כ״ז אדר ה׳תשפ״ו | March 16, 2026
The Goal Was Always to Go Forward
Chof Zayin Adar is one of those days in the Lubavitch calendar that carries a heavy emotional weight. For many Chassidim, it is remembered as a painful turning point — the last time we saw the Rebbe as we once did.
By a bochur
Chof Zayin Adar is one of those days in the Lubavitch calendar that carries a heavy emotional weight. It marks the day in 5752 when the Rebbe suffered the stroke that changed our reality, followed later by the stroke in 5754. For many Chassidim, it is remembered as a painful turning point — the last time we saw the Rebbe as we once did.
But perhaps there is an uncomfortable question that is worth asking. When we speak about Chof Zayin Adar with such longing, what exactly are we longing for? Are we longing for the future that the Rebbe spent decades preparing us for — or are we longing to go back to the past?
If we are honest with ourselves, the goal of a chossid was never to return to the way things were in 5751 or 5752. The goal was always one thing: that Moshiach should come.
In other words, the ideal reality is not for things to simply return to the way they once looked. The ideal reality is the one the Rebbe spoke about constantly — a world of Geulah. That means the direction of our longing should be forward, not backward.

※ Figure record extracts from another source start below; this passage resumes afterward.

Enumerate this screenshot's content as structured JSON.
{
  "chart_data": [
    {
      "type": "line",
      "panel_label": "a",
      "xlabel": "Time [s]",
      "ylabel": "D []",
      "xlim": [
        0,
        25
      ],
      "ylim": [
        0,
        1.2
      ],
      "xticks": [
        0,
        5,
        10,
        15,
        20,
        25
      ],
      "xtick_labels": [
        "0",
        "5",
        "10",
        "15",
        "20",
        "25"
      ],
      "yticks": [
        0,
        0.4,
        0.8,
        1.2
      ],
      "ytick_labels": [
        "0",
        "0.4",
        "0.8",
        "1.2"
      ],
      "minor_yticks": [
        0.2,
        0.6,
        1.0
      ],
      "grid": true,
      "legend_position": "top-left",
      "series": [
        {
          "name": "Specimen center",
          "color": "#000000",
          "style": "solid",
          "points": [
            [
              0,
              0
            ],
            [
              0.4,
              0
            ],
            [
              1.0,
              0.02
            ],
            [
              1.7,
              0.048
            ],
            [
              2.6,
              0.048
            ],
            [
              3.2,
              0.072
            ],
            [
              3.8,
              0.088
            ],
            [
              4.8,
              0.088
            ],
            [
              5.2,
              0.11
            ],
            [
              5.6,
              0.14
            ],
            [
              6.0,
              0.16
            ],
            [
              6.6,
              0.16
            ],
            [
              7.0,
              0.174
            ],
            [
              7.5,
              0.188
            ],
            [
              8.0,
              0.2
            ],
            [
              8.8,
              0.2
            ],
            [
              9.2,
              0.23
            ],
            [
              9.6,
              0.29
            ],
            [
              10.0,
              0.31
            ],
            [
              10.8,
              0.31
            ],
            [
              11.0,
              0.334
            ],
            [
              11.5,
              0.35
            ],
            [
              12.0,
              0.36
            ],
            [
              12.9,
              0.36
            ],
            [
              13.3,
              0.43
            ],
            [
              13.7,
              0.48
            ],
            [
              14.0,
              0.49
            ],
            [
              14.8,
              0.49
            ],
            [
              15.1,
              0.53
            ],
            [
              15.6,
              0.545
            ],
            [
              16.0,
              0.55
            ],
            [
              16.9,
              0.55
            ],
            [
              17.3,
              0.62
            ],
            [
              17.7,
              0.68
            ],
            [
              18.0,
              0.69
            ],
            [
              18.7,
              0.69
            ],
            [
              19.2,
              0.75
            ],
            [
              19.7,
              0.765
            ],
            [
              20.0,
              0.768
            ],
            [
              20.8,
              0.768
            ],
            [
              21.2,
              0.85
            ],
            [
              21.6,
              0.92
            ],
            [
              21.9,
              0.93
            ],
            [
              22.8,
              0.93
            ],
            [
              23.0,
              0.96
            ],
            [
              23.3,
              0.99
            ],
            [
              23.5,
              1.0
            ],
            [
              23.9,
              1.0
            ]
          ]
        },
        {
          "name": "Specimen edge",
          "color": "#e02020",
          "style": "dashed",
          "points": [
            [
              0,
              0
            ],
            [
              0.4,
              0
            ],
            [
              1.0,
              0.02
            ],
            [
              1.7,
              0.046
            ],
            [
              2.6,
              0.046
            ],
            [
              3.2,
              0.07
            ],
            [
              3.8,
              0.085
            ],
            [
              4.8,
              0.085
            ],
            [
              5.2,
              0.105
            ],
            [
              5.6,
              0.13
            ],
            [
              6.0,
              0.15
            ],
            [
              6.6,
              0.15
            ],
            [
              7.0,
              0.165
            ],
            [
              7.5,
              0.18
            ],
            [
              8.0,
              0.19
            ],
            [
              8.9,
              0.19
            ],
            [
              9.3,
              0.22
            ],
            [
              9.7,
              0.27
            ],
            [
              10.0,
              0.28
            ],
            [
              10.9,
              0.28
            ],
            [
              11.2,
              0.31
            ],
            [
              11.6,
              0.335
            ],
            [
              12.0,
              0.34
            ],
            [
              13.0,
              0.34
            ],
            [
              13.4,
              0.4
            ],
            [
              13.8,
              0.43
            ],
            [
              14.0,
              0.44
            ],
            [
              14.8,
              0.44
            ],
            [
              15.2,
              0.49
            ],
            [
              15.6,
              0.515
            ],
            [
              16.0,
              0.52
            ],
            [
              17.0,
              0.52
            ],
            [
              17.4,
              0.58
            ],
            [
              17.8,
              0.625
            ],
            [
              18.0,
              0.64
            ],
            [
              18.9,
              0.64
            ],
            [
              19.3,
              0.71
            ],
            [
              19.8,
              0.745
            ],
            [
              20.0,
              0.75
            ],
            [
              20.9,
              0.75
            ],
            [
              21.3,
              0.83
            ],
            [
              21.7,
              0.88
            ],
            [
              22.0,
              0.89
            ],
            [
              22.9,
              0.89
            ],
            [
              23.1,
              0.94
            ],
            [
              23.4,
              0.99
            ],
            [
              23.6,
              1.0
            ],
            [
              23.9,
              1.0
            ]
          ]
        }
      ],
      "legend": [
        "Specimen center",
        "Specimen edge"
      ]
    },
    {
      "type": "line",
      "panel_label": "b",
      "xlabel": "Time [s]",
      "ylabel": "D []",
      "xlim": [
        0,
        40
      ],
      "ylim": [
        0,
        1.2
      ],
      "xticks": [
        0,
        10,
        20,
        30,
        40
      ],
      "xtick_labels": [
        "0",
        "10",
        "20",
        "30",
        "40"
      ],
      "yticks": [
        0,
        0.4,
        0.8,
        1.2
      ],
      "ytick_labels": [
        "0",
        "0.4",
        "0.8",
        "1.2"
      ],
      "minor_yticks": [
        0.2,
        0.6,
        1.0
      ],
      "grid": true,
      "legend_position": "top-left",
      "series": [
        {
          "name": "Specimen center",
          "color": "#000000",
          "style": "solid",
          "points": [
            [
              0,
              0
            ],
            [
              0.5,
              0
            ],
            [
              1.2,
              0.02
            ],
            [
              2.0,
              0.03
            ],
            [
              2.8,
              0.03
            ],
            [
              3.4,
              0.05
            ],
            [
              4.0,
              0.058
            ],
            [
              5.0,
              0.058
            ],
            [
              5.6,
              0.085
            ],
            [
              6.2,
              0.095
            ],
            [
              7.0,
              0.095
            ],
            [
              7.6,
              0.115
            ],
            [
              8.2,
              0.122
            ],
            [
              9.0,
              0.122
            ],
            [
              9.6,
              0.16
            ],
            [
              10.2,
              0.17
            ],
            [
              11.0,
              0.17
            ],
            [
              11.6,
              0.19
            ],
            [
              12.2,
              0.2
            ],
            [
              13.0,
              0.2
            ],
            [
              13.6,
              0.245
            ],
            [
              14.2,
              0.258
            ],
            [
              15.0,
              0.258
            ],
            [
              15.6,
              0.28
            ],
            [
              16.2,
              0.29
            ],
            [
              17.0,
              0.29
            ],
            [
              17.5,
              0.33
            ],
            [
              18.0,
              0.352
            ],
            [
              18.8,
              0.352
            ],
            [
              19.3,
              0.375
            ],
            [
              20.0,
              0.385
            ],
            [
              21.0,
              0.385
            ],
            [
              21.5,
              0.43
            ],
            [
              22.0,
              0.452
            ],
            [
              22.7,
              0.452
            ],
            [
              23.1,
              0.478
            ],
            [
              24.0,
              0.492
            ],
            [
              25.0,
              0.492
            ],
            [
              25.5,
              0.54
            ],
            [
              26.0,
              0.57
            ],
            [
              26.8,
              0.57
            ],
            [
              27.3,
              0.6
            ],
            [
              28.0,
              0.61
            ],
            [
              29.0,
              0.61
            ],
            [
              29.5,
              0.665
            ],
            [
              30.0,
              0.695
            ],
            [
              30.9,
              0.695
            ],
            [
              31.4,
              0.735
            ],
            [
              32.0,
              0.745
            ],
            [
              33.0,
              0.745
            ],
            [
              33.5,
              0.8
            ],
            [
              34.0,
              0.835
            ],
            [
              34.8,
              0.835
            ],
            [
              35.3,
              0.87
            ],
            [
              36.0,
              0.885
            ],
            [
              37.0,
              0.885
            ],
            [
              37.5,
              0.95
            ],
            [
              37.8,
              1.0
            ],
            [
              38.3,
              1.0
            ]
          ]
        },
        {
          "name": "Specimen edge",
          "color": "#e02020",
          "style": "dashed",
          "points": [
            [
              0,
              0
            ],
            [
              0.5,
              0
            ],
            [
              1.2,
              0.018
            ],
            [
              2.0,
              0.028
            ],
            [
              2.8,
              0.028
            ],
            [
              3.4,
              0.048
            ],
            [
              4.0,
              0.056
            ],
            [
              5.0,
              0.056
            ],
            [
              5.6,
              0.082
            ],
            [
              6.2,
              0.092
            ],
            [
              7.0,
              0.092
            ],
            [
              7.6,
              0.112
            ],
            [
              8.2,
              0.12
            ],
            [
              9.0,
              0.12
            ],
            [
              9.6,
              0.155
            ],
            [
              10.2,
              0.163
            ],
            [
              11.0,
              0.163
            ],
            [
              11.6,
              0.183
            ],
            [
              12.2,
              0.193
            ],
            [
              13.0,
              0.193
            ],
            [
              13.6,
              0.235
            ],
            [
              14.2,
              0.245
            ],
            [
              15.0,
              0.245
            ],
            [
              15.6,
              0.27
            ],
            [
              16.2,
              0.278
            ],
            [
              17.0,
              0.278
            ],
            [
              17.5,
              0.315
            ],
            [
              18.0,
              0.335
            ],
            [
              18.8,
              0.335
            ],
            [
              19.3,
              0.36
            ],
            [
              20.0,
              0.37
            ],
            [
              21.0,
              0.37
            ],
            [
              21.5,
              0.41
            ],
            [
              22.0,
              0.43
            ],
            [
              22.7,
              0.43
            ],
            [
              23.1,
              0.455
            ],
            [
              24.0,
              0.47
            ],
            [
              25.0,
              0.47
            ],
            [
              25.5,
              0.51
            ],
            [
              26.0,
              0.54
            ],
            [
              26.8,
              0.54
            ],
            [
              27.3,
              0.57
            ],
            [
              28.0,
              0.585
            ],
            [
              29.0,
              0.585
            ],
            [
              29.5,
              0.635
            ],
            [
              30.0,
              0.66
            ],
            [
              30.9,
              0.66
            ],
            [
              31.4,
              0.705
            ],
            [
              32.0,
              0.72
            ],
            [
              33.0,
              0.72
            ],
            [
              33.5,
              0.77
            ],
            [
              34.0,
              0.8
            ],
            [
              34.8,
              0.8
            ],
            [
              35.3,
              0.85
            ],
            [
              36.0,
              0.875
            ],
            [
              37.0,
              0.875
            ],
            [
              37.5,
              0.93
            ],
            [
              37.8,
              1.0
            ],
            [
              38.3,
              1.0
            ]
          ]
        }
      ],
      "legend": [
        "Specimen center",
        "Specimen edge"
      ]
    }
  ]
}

Another thing worth noticing is how easily we sometimes arrive at days like this with our feelings already prepared. Over time, certain days on the calendar come with a built-in emotional script — we already know what tone we are supposed to speak in, what kind of posts will appear, and what the general mood will be.
And while those feelings are real and understandable, it is still worth asking whether we are allowing the day to simply impose a certain perspective on us, or whether we are actively choosing where to place our focus.
Of course, for those who lived through those years and remember them vividly, the feeling of wanting to go back is very understandable. When someone experienced something so powerful and alive, it is natural to miss it deeply.
But for the generation that came afterward — those who were born later or who never experienced those moments — it raises a different question. Is it really healthy for an entire generation to build its emotional world around longing for a past it never lived? To inherit a nostalgia that isn’t actually its own?
Sometimes it almost feels as if younger Chassidim are being trained to mourn an era they never experienced, instead of being taught to live toward the future that the Rebbe said we are standing on the threshold of.
The Rebbe spoke constantly about how privileged we are to live in Dor HaShvi’i — the generation that completes the work and brings the Shechinah fully into this world.
In fact, when people once expressed to the Rebbe that they wished they could have lived in earlier generations — for example in the days of the Alter Rebbe — the Rebbe was very clear in his response. On the contrary, he explained, it is our zechus to live in the time we live now. Every generation has its mission, and the generation we are placed in is the one we are meant to complete.
Perhaps the same idea applies here as well. Yes, earlier years carried the powerful experience of seeing the Rebbe openly and living in that revealed reality. But that does not mean our time is a lesser one. If anything, it may be our particular zechus to live in the stage of the story where the mission is being completed.
So perhaps Chof Zayin Adar can also be seen from another angle. Yes, it is a painful day. Yes, it marks the beginning of a reality that is difficult to understand. But if everything in history is part of the process leading to Geulah, then this too is part of that unfolding.
Which means the story of this day is not ultimately about loss. It is about transition.
This doesn’t mean that the feelings of longing are wrong. A chossid naturally longs for the Rebbe, and that feeling is real for every generation.
But even while we feel that longing, the direction of that longing should still be forward. The goal was never to recreate the past, but to reach the future the Rebbe was preparing us for — the fulfillment of Dirah B’Tachtonim and the coming of Moshiach.
The question, then, is where we choose to place our emotional focus.
We can keep directing our energy toward the past — wishing things could look the way they once did.
Or we can take the Rebbe’s message seriously and direct our longing toward the future — toward the reality the Rebbe was preparing the world for all along.
Because the truth is that the goal was never to go back.
The goal was always to go forward.
And if that’s the case, then perhaps the greatest expression of a day like this is not to live in nostalgia for the past — but to live with absolute certainty about the future.